Jožef Stefan Institute, Slovenia
Biography: Panče Panov is a postdoctoral researcher at the Department of Knowledge Technologies, JSI. In addition, he is a part-time assistant professor at the Jožef Stefan International Postgraduate School in Ljubljana and the Faculty of information studies in Novo mesto. He completed his PhD in 2011 at the Jožef Stefan International Postgraduate School in Ljubljana on the topic of ontologies for data mining. His research interests are in the field of data mining and machine learning, as well as knowledge representation in different domains using ontologies. His current research is aimed towards further development of ontological models and resources for describing the objects and processes in data mining and machine learning. He has participated in several national Slovenian projects, the EU funded projects such as FP6 FET IQ, FP7 FET Open project MAESTRA and is also involved in the Human Brain Project. Currently, he is coordinating a national project named IMPERATRIX on the topic of reproducibility of experiments and reusability of research results in data analytics.
Improving the reproducibility of experiments and reusability of research outputs in complex data analysis
The advances in science are heavily based on the premise of the concept of a trusted discovery, provided that the performed research is done correctly, and reproducible by other scientists. In order to increase the reusability of research outputs, such as developed models and produced data, they should be Findable, Accessible, Interoperable and Reusable (FAIR principles). The main point of the FAIR is to ensure that research outputs are reusable and will actually be used by others, thus becoming more valuable. The research outputs that wish to fulfil the FAIR principles must be represented with a wide accepted machine-readable framework. Currently, a popular solution to data sharing that fulfils the FAIR requirements is the use of semantic web technologies and ontologies.

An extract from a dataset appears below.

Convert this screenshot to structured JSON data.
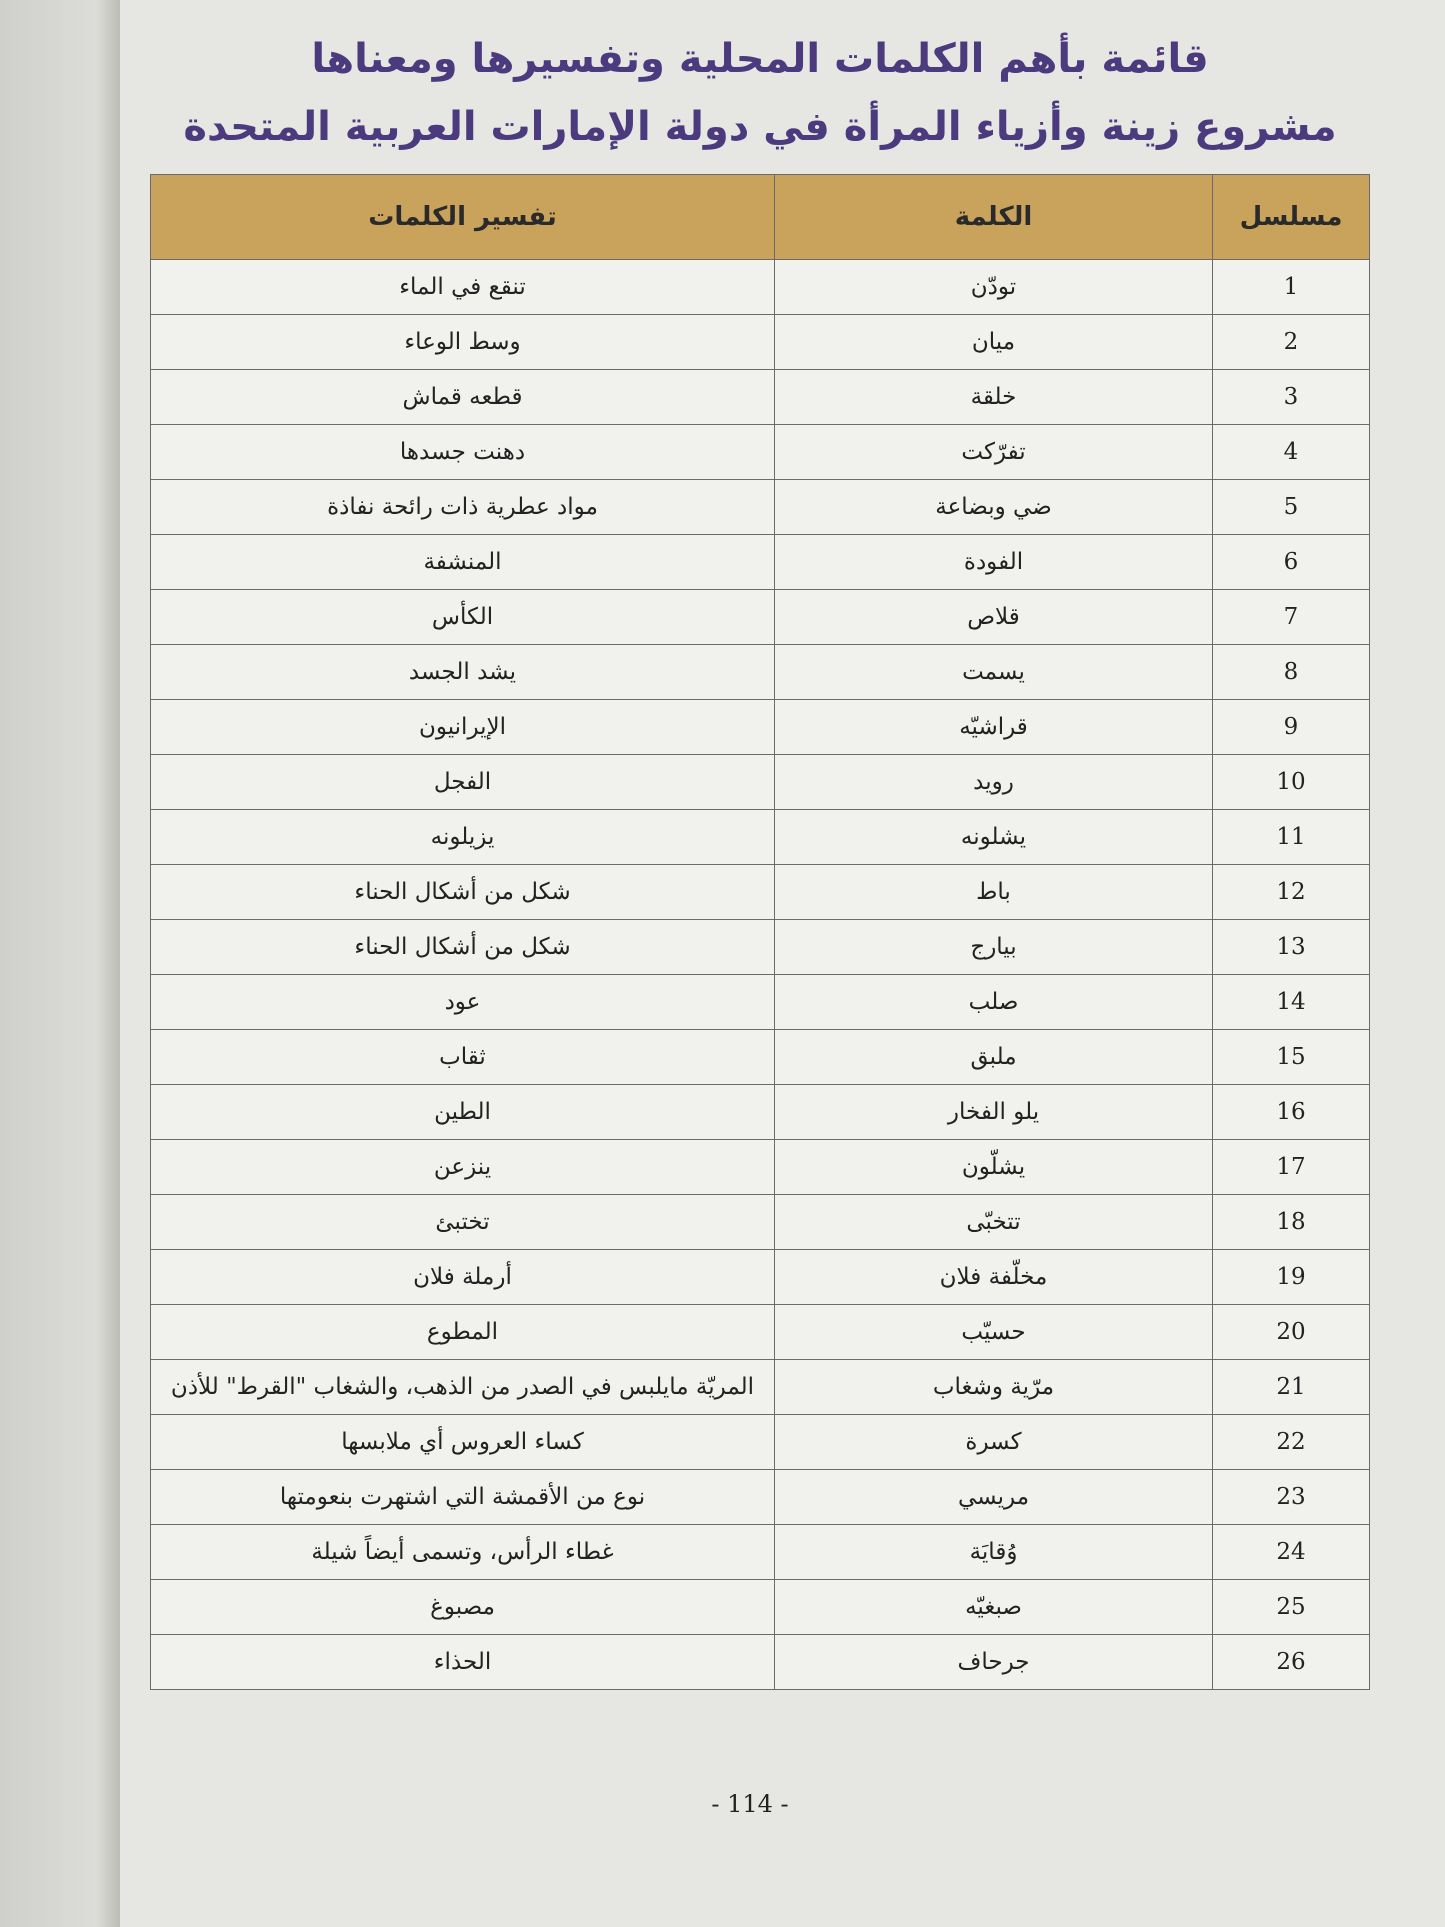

Complex data analysis methods, originating from machine learning and data mining, are increasingly being used in applications from various domains of science (e.g., life sciences, space research, etc). In order to provide reproducibility of experiments (e.g., executions of methods) and reuse of research outputs (e.g., predictive models), one needs to formally describe the entities involved in the process of analysis, and store them together with their descriptions (e.g., metadata) as a digital objects in a database like structure. Having a “semantically aware” stores of entities for complex data analytics enhanced with automatic reasoning capabilities would be beneficial for improving the reproducibility of experiments and reuse of research outputs. In this way, we would move closer to a FAIR data analysis process.
In this talk, I will show and discuss the recent advances in the domain that are aimed towards improving the reproducibility of experiments and reusability of research outputs in complex data analysis.